Stoję oparty o zlew i myję po raz 5 tę samą szklankę. Wybudza mnie z tego stanu trzaśnięcie drzwiami. Przyszedł MÓJ mężczyzna, bynajmniej to nie jesteś TY.
-Cześć, Koi. - całuje mnie w policzek, bo nie pozwalam pocałować się w usta. Jestem brudny... Nie fizycznie, a psychicznie.
-Hej. - odmrukuję cicho.
-Jak ci minął dzień, kruszynko? - NIE JESTEM KRUSZYNKĄ! Bynajmniej nie twoją. Już nie. Wybacz, Rei.
-Mówiłem Ci, żebyś tak mnie nie nazywał. - mówię niemiło.
-A ciebie co znowu ugryzło? - to samo co gryzie od 5 miesięcy.
-Nic, wybacz. Idę pod prysznic. - opłukuję szklankę i wychodzę do łazienki, po drodze zamykając drzwi.
Nie mam ochoty na kąpiel z nim, kiedy wolałbym kąpiel z Tobą. Krzywię się z niesmakiem przeglądając się w lustrze. Nie mogę patrzeć sobie w oczy, bo obrzydza mnie moja obłuda. Gdybym nigdy nie był z Reitą, albo nie zakochał się w Tobie, byłoby mi o wiele prościej. Nie wstydził bym się sam siebie, wiesz?
Stoję pod prysznicem i błagam wręcz, aby wymył ze mnie te wszystkie uczucia skrywane w głębi. Jednak nic nie pomaga. Ubieram się szybko, biorę paczkę fajek, Korana na smycz i krzyczę krótkie "Wychodzę".
Szlajam się bez celu po pustym parku.
Gdzie w tym wszystkim jest sens? Chciałbym żebyś szedł teraz ze mną ściskając mnie za rękę i szepcząc, że wszystko będzie dobrze.
Po co mi te pragnienia, marzenia, kiedy wiem, że to się nigdy nie ziści? Jaki sens jest w moim egzystowaniu jeśli dobrze wiem, że nie będę miał ciebie?
Koniec tych ponurych rozmyśleń! Każdy z zespołu powoli zauważa, że jestem bardziej zirytowany, nieobecny i niemiły niż zazwyczaj. Jednak nic nie mogę poradzić na to, że cię kocham. Kocham cię tak bardzo, że aż boli. Szkoda tylko, że jestem tego świadom.

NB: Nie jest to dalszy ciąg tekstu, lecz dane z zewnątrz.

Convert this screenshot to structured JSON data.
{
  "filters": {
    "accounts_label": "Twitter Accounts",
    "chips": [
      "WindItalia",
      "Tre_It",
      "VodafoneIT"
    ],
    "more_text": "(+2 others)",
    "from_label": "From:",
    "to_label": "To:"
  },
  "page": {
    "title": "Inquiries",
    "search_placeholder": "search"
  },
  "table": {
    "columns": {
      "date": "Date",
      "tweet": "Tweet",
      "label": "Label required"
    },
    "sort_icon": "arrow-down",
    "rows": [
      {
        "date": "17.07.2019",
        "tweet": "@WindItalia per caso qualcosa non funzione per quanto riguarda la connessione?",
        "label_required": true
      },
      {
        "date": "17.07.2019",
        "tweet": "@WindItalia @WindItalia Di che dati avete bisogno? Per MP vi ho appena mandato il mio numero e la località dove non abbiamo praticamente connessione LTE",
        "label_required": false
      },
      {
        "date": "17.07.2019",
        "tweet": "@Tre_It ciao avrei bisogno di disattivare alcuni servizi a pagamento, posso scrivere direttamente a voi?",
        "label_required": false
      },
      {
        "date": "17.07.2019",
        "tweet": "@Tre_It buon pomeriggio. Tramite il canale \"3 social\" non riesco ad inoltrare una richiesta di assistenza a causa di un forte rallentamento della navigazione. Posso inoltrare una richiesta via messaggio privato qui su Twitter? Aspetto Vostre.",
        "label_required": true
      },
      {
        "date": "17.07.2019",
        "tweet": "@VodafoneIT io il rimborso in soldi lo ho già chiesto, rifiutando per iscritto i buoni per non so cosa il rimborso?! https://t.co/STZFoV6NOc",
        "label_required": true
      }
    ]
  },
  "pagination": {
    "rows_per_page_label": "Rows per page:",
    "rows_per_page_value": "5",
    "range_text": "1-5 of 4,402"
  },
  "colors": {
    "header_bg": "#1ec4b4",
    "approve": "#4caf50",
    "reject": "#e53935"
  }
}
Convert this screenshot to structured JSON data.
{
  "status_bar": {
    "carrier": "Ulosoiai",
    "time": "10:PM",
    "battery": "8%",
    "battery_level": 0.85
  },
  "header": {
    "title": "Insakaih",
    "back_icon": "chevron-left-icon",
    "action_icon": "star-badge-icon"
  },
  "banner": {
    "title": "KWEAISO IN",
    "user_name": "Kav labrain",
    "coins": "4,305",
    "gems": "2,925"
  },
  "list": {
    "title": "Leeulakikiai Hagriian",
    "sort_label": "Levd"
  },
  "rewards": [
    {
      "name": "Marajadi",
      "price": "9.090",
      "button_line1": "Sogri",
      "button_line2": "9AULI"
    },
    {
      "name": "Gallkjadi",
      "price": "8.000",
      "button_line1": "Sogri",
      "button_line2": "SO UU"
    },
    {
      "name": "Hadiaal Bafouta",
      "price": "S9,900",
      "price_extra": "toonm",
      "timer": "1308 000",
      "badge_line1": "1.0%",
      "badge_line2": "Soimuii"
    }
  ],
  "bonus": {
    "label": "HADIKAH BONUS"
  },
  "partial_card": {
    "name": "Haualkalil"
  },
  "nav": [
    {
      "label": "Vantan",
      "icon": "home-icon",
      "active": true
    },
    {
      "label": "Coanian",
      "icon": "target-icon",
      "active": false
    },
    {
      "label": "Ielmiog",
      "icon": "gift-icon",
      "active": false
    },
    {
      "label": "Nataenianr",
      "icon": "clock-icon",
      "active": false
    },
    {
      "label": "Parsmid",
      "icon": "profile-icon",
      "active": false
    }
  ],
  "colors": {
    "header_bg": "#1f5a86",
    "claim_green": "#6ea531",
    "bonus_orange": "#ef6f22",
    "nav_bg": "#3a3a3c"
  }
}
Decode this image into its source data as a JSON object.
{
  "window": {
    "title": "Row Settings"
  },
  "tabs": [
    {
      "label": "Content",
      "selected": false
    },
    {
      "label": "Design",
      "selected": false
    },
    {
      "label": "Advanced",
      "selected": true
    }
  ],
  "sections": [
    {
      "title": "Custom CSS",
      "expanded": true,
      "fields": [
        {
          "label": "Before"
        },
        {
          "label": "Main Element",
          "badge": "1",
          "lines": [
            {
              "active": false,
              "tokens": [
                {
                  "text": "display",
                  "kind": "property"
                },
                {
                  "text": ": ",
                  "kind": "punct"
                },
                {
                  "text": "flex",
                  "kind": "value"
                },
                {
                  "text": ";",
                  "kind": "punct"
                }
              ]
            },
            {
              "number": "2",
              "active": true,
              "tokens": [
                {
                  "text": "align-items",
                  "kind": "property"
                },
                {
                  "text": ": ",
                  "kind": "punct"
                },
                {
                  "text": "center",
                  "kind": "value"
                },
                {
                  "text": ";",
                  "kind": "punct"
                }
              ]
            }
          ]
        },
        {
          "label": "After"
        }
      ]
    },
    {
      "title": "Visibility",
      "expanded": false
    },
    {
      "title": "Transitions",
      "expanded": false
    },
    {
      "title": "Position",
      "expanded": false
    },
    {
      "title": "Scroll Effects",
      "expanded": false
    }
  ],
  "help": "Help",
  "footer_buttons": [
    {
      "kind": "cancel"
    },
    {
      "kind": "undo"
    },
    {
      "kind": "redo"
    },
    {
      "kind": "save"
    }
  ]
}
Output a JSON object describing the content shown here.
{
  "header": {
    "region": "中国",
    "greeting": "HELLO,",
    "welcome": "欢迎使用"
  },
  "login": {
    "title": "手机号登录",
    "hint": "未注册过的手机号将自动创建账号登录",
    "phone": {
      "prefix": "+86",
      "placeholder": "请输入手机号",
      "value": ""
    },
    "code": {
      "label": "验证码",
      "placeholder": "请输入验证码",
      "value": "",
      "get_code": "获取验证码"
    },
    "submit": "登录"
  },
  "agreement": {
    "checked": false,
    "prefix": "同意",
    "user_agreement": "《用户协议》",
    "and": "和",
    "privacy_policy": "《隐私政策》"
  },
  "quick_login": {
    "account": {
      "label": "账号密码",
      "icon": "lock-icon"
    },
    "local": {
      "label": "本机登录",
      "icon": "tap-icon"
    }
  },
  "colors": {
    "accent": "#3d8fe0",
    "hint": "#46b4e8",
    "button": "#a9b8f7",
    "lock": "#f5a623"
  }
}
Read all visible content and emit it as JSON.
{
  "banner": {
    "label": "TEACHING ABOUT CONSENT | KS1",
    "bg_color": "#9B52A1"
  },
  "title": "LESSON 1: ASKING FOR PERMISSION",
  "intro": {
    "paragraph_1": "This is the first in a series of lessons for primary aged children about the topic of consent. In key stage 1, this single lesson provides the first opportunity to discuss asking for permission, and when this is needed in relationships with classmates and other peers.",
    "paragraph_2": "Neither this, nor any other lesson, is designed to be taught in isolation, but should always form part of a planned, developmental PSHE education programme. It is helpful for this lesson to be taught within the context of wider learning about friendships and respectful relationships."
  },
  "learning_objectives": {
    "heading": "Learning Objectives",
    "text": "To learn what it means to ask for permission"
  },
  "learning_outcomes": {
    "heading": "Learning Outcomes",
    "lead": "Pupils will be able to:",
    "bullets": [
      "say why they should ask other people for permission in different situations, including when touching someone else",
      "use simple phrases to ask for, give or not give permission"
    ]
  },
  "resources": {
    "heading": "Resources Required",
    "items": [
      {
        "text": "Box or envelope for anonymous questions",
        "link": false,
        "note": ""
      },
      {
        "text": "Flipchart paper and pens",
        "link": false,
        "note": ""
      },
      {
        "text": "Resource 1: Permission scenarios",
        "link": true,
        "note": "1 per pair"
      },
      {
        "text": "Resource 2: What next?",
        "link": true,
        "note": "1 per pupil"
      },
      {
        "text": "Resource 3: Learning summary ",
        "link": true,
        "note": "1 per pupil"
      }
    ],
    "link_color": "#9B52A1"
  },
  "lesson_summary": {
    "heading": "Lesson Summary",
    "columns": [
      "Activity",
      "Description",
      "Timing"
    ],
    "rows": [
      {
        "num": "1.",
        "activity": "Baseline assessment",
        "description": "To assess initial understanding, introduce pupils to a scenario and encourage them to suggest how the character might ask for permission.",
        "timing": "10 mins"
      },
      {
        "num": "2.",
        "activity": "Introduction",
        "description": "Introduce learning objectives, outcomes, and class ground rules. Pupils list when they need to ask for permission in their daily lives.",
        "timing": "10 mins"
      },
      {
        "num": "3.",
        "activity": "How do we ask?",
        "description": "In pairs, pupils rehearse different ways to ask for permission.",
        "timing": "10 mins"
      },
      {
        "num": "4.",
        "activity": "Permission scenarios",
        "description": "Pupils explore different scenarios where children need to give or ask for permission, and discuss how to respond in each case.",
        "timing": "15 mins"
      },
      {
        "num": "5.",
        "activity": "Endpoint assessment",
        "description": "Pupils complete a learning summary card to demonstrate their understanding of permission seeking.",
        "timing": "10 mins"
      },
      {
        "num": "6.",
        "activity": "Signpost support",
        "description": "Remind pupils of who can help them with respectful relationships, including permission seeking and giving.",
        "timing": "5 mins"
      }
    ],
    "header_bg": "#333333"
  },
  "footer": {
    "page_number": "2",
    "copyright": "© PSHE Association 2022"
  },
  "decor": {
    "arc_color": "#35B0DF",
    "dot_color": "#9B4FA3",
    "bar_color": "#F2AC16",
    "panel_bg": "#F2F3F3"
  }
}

Już wiem co muszę zrobić, wracam szybko do domu.
-Reita, możemy porozmawiać? - patrzy na mnie pytającym wzrokiem, w którym jest niepewność. Doskonale wie, że nam się nie układa.
-Słuchaj, Rei... Znamy się tyle czasu, prawda? - kiwa głową. - Ja... Ja już tak dłużej nie mogę. Nie chcę cię okłamywać... I nie chcę cię zostawiać. Nie chcę. Ale czy na to nie jest już za późno jeśli kocham innego? W sumie zostawiłem cię... Może nie całkiem, nie w stu procentach, bo nadal przy tobie trwam. "Trwam" to dobre określenie. Nie "jestem" z Tobą tylko "trwam". Trwam przy Twoim boku, ale jestem z nim. Chociaż z nim też nie jestem w stu procentach. Dziwnie brzmi to wszystko, ale taka jest prawda. Trwam przy Twoim boku bez uczuć. Jestem z nim, ale nie przy nim.
-"ON" to Uruha, prawda?
-Skąd wiesz? - zatkało mnie.
-Za dobrze Cię znam Taka... - patrzę na niego kiedy zaczyna wycierać łzy. Na mnie już czas, nie mogę tu dłużej zostać.
-Rei, ja się wyprowadzę będzie lepiej, dobrze? - chwila milczenia, już chcę wychodzić kiedy nagle zmraża mnie jedno zdanie.
-Ty wiesz, że Uruha jest z Kai'em, prawda? - Uru... z Kai'em? Stoję jak ten kołek i nagle mam wyrzuty sumienia, że zostawiam Reitę, ale wtedy przypomniam sobie, że tak będzie dla niego lepiej.
-Zamieszkam z Aoi'm.
Biorę torbę, wrzucam do niej wszystko jak leci, po resztę przyjadę kiedy indziej.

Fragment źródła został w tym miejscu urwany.